İstanbul’un boy aynası. Boğaz’a ne atıyorsa İstanbul’un çocukları, Kuzguncuk’a yansıyor. Bütün yaşanmışlıklar bütün şairlere yol gösteriyor ve şiir olup can buluyorlar birer birer. Taşlı yolları sizi nereye götürse orada kendinizi iyi hissediyorsunuz. Eskimiş oturaklarında dinlenince eskimemiş anılar geliyor zihninize.

 Yaklaşan, uzaklaşan gemiler; Kuzguncuk’un görünmez ayakları, dert getirip dert götürüyorlar. Aşk getirip, aşk götürüyorlar. Sonsuz bir duygu yoğunluğu geçiyor üzerimizden, görünmez bir duygu bulutu geçiyor.
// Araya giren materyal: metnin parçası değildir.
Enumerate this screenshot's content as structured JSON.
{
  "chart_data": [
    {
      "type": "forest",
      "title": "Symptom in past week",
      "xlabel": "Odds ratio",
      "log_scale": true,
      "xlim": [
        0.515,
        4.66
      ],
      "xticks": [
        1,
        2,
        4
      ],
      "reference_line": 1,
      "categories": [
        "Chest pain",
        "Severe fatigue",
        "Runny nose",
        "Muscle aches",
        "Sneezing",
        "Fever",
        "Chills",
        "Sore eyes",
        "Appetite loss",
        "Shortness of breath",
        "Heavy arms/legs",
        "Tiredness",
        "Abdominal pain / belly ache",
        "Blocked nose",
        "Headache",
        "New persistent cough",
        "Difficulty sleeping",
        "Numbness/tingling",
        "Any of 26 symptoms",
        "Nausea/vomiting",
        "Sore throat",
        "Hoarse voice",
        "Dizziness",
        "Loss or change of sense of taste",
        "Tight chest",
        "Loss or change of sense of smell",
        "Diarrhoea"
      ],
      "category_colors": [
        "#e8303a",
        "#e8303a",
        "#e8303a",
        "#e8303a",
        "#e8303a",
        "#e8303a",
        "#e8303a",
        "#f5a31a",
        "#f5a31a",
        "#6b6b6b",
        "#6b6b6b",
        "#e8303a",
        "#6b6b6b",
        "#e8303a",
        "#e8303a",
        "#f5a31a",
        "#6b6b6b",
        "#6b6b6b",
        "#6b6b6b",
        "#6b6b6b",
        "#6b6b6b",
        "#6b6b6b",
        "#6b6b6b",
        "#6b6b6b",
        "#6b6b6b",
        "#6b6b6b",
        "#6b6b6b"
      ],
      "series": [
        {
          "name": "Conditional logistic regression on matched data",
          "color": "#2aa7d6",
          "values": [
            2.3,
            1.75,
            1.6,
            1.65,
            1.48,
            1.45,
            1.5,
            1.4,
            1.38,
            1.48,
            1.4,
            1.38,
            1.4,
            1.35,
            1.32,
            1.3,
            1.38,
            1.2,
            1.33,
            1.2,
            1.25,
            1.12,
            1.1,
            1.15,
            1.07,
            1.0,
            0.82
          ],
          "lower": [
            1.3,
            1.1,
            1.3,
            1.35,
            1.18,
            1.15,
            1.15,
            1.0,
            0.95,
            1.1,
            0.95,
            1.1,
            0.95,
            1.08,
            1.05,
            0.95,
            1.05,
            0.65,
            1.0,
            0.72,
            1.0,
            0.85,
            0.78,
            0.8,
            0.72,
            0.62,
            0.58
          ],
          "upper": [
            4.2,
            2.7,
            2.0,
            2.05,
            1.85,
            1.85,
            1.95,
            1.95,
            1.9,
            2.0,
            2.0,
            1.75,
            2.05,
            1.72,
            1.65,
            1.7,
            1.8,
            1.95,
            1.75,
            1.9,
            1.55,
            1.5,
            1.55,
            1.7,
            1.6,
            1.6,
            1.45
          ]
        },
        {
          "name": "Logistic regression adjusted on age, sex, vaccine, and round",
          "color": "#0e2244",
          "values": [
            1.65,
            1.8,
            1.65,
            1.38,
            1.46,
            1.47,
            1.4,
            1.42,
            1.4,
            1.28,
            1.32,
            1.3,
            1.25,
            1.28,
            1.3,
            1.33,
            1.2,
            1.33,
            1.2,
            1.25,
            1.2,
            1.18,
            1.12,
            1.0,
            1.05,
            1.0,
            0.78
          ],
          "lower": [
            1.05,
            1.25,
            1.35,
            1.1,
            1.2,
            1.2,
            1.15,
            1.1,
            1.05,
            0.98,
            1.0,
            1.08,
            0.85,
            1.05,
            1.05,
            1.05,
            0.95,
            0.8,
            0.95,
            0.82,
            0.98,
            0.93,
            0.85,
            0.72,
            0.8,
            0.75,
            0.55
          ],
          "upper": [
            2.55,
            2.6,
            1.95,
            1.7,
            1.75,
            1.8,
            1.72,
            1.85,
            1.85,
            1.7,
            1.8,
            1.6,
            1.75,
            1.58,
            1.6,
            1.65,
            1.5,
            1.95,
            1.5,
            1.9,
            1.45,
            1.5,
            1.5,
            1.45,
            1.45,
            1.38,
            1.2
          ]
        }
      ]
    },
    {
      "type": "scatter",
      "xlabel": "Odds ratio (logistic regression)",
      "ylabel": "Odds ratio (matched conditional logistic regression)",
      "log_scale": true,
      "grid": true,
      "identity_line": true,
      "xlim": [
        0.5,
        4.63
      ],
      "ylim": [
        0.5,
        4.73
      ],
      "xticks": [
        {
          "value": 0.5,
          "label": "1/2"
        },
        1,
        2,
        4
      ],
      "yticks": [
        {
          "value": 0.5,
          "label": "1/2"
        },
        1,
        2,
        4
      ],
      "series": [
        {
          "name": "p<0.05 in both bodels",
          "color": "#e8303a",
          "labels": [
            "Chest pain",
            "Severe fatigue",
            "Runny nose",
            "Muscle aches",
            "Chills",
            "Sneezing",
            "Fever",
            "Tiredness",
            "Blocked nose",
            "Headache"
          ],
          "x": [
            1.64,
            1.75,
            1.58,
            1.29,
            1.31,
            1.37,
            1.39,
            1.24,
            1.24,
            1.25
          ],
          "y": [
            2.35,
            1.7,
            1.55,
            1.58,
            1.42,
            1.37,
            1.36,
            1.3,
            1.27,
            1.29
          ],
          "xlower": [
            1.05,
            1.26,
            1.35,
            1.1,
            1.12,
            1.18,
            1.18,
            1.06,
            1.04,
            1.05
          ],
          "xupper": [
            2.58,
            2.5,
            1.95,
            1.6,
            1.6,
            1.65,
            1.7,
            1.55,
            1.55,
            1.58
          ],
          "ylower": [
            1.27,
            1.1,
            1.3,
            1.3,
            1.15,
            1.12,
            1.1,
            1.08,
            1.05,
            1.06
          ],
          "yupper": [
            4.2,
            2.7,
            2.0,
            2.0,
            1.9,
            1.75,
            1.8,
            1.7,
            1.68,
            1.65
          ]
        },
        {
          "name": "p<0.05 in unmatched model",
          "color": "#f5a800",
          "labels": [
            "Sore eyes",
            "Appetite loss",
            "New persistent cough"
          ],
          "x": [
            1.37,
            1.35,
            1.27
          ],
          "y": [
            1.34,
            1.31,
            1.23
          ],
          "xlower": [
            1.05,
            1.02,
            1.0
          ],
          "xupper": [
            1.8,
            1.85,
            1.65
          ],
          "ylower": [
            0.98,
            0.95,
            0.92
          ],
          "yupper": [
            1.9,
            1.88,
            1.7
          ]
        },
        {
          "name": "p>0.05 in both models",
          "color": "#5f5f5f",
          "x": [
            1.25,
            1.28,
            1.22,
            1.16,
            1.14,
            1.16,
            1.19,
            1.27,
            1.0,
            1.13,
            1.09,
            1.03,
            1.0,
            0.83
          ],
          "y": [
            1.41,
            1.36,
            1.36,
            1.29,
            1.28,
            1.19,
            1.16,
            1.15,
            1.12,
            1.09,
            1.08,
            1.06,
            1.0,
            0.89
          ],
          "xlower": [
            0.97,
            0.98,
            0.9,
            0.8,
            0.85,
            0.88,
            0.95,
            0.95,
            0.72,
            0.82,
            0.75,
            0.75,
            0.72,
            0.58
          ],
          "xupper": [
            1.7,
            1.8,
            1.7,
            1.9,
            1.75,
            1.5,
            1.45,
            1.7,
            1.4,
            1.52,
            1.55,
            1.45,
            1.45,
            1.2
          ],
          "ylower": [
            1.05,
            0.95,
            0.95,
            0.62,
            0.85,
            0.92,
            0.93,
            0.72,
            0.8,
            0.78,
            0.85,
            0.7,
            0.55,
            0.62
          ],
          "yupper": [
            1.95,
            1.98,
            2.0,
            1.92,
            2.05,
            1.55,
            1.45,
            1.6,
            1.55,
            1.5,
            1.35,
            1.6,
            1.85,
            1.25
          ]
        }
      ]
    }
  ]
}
Duvarına çarpan bütün dalgalar bir casus gibi tedirgin ediyor bütün gizlice öpüşenleri. İstanbul’da en az Kuzguncuk’ta bulunur sevgi bekçileri ve bundandır en çok aşk Kuzguncuk’un içinden geçer. Yeşil desenli duvarları çan çınlaması ile birleşiyor günde bir kez. Cahit Kuzguncuk’un en ucuna yerleşiyor elinde hayal dumanı ile günde bir iki kez ve ay ağır basmadan bütün ışıklara kim ne istiyorsa onu yaşıyor; o ses işitiliyor günde birkaç kez…”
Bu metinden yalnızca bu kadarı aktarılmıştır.